Несмотря на то что фрамуга была полуоткрыта, Евдокимовой показалось, что в кабинете очень душно. Откровенно не ожидавшая подобной отповеди, она испугалась. Надо же, как всё бестолково складывается! Ещё несколько дней назад они пили с Настенькой чай, по-соседски болтая о всяких женских пустяках, а теперь — на тебе, запишись на приём. Интересно, откуда она знает Вороновского? Нет, что ни говори, а Москва — это просто большая деревня.
— Анастасия Аркадьевна, — как можно более убедительно постаралась произнести Евдокимова. — Упаси меня Бог плохо говорить про этого достойного человека, видимо, мы просто не так поняли друг друга. Дело в том, что между нами произошло досадное недоразумение, и только. Я зашла к вам не как официальное лицо, вы не о том подумали, милая. Да мне бы и в голову не могло прийти выяснять отношения, просто мне нужен ваш совет.
Видя, что Свияжская не возражает и не выпроваживает её за дверь, Наталья Эдуардовна, слегка осмелев, присела на ближайший стул и продолжила:
— Понимаете, на основании детских слов трудно представить объективную картину происходящего и, уж тем более, сделать какие-то справедливые выводы. Дети часто преувеличивают или, наоборот, умалчивают о чём-то. Я думаю, что вся суть произошедшей истории в том, что уважаемый Лев Борисович сделал поспешные заключения, опираясь только на детские эмоции и слова. Вот и всё. Если вы мне уделите всего несколько минут, я смогу вам всё объяснить и, уверена, недоразумения отпадут сами собой.
Евдокимова остановилась, ожидая слов Свияжской, а та, с интересом посмотрев на неё, скептически произнесла:
— Как мило, Наталья Эдуардовна, что вы готовы пожертвовать собственным временем, чтобы разрешить ситуацию. Жаль только, что этого времени нет у меня.
Она опустила глаза в документы и стала работать специальным маркером, выделяющим основные места в тексте, показывая таким образом, что она крайне занята и не располагает временем на пустую болтовню.
— Я могу рассчитывать на то, что, записавшись к вам на приём, встречу более внимательное отношение к моей просьбе? — сухо спросила Евдокимова.
— У нас здесь не челобитная палата, в которую приходят с протянутой рукой. Ваш вопрос будет рассмотрен в общем порядке в соответствии со всеми правилами.

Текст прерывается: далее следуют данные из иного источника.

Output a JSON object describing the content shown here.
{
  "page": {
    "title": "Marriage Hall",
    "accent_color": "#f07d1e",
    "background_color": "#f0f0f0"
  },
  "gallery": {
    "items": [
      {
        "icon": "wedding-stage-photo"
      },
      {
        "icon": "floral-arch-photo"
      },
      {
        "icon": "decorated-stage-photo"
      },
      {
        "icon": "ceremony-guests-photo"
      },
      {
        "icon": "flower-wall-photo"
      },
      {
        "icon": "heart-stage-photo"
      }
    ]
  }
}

— В соответствии с теми же правилами я имею право обратиться в вышестоящую инстанцию, если нижестоящая проявляет недостаточное внимание к моему вопросу. — Глаза Евдокимовой зло сверкнули.

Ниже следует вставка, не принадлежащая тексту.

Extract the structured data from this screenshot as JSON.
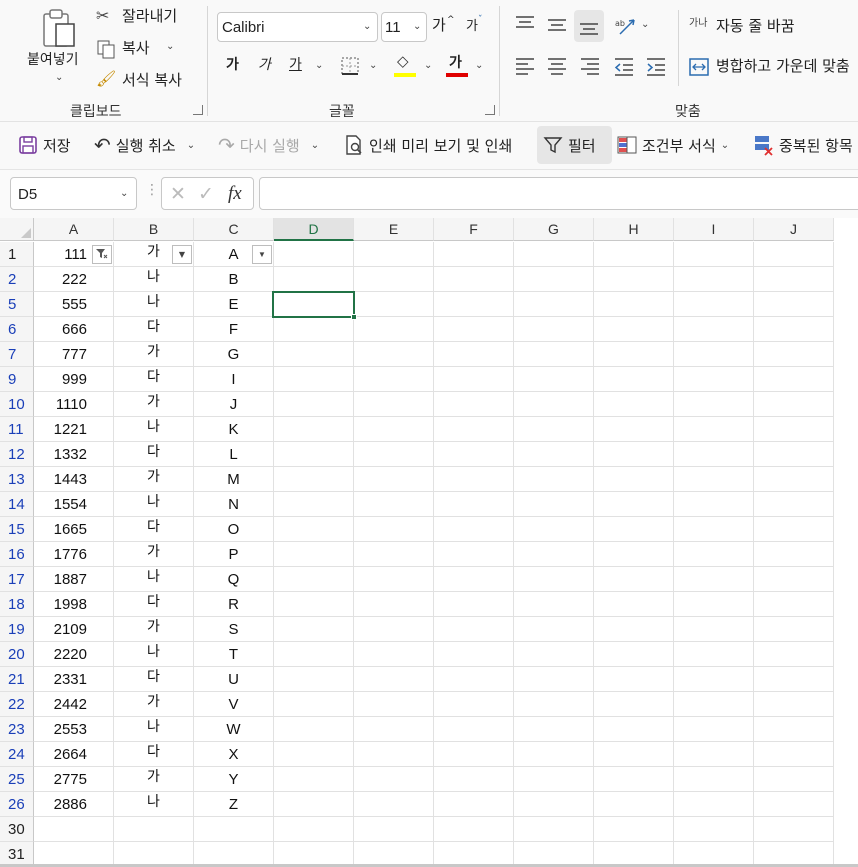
{
  "ribbon": {
    "clipboard": {
      "paste": "붙여넣기",
      "cut": "잘라내기",
      "copy": "복사",
      "format_painter": "서식 복사",
      "group_label": "클립보드"
    },
    "font": {
      "name": "Calibri",
      "size": "11",
      "grow": "가",
      "shrink": "가",
      "bold": "가",
      "italic": "가",
      "underline": "가",
      "font_color_glyph": "가",
      "font_color": "#e00000",
      "fill_color": "#ffff00",
      "group_label": "글꼴"
    },
    "alignment": {
      "wrap_text": "자동 줄 바꿈",
      "merge_center": "병합하고 가운데 맞춤",
      "group_label": "맞춤",
      "wrap_icon_text": "가나"
    }
  },
  "qat": {
    "save": "저장",
    "undo": "실행 취소",
    "redo": "다시 실행",
    "print_preview": "인쇄 미리 보기 및 인쇄",
    "filter": "필터",
    "conditional_format": "조건부 서식",
    "remove_duplicates": "중복된 항목"
  },
  "formula_bar": {
    "name_box": "D5",
    "formula": "",
    "fx": "fx"
  },
  "sheet": {
    "columns": [
      "A",
      "B",
      "C",
      "D",
      "E",
      "F",
      "G",
      "H",
      "I",
      "J"
    ],
    "active_column": "D",
    "active_cell": "D5",
    "header_row": {
      "row": "1",
      "a": "111",
      "b": "가",
      "c": "A"
    },
    "rows": [
      {
        "row": "2",
        "a": "222",
        "b": "나",
        "c": "B"
      },
      {
        "row": "5",
        "a": "555",
        "b": "나",
        "c": "E"
      },
      {
        "row": "6",
        "a": "666",
        "b": "다",
        "c": "F"
      },
      {
        "row": "7",
        "a": "777",
        "b": "가",
        "c": "G"
      },
      {
        "row": "9",
        "a": "999",
        "b": "다",
        "c": "I"
      },
      {
        "row": "10",
        "a": "1110",
        "b": "가",
        "c": "J"
      },
      {
        "row": "11",
        "a": "1221",
        "b": "나",
        "c": "K"
      },
      {
        "row": "12",
        "a": "1332",
        "b": "다",
        "c": "L"
      },
      {
        "row": "13",
        "a": "1443",
        "b": "가",
        "c": "M"
      },
      {
        "row": "14",
        "a": "1554",
        "b": "나",
        "c": "N"
      },
      {
        "row": "15",
        "a": "1665",
        "b": "다",
        "c": "O"
      },
      {
        "row": "16",
        "a": "1776",
        "b": "가",
        "c": "P"
      },
      {
        "row": "17",
        "a": "1887",
        "b": "나",
        "c": "Q"
      },
      {
        "row": "18",
        "a": "1998",
        "b": "다",
        "c": "R"
      },
      {
        "row": "19",
        "a": "2109",
        "b": "가",
        "c": "S"
      },
      {
        "row": "20",
        "a": "2220",
        "b": "나",
        "c": "T"
      },
      {
        "row": "21",
        "a": "2331",
        "b": "다",
        "c": "U"
      },
      {
        "row": "22",
        "a": "2442",
        "b": "가",
        "c": "V"
      },
      {
        "row": "23",
        "a": "2553",
        "b": "나",
        "c": "W"
      },
      {
        "row": "24",
        "a": "2664",
        "b": "다",
        "c": "X"
      },
      {
        "row": "25",
        "a": "2775",
        "b": "가",
        "c": "Y"
      },
      {
        "row": "26",
        "a": "2886",
        "b": "나",
        "c": "Z"
      }
    ],
    "trailing_rows": [
      "30",
      "31"
    ]
  },
  "colors": {
    "row_number_filtered": "#1a3fb8",
    "selection": "#217346"
  }
}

— Имеете полное право, — спокойно отозвалась Свияжская, даже не подняв головы от бумаг, — а сейчас освободите, пожалуйста, помещение, вы мешаете рабочему процессу.
— Я этого так не оставлю, — спокойно и ровно произнесла Евдокимова. — Вы считаете, что каждая шишка на болоте — уже гора, ан нет, не всё так просто. Я бы очень советовала запомнить сегодняшнюю встречу, — пригрозила она, — вы ещё неоднократно пожалеете, что обошлись со мной так некрасиво. Мы взрослые люди и должны поступать подобающе.
— Вот именно, а вы, Наталья Эдуардовна, к сожалению, об этом забыли.
— Ты ещё пожалеешь, что на свет родилась! — Лицо Евдокимовой невольно искривилось, и, не в силах больше сдерживать себя, она вылетела в коридор, громко хлопнув дверью.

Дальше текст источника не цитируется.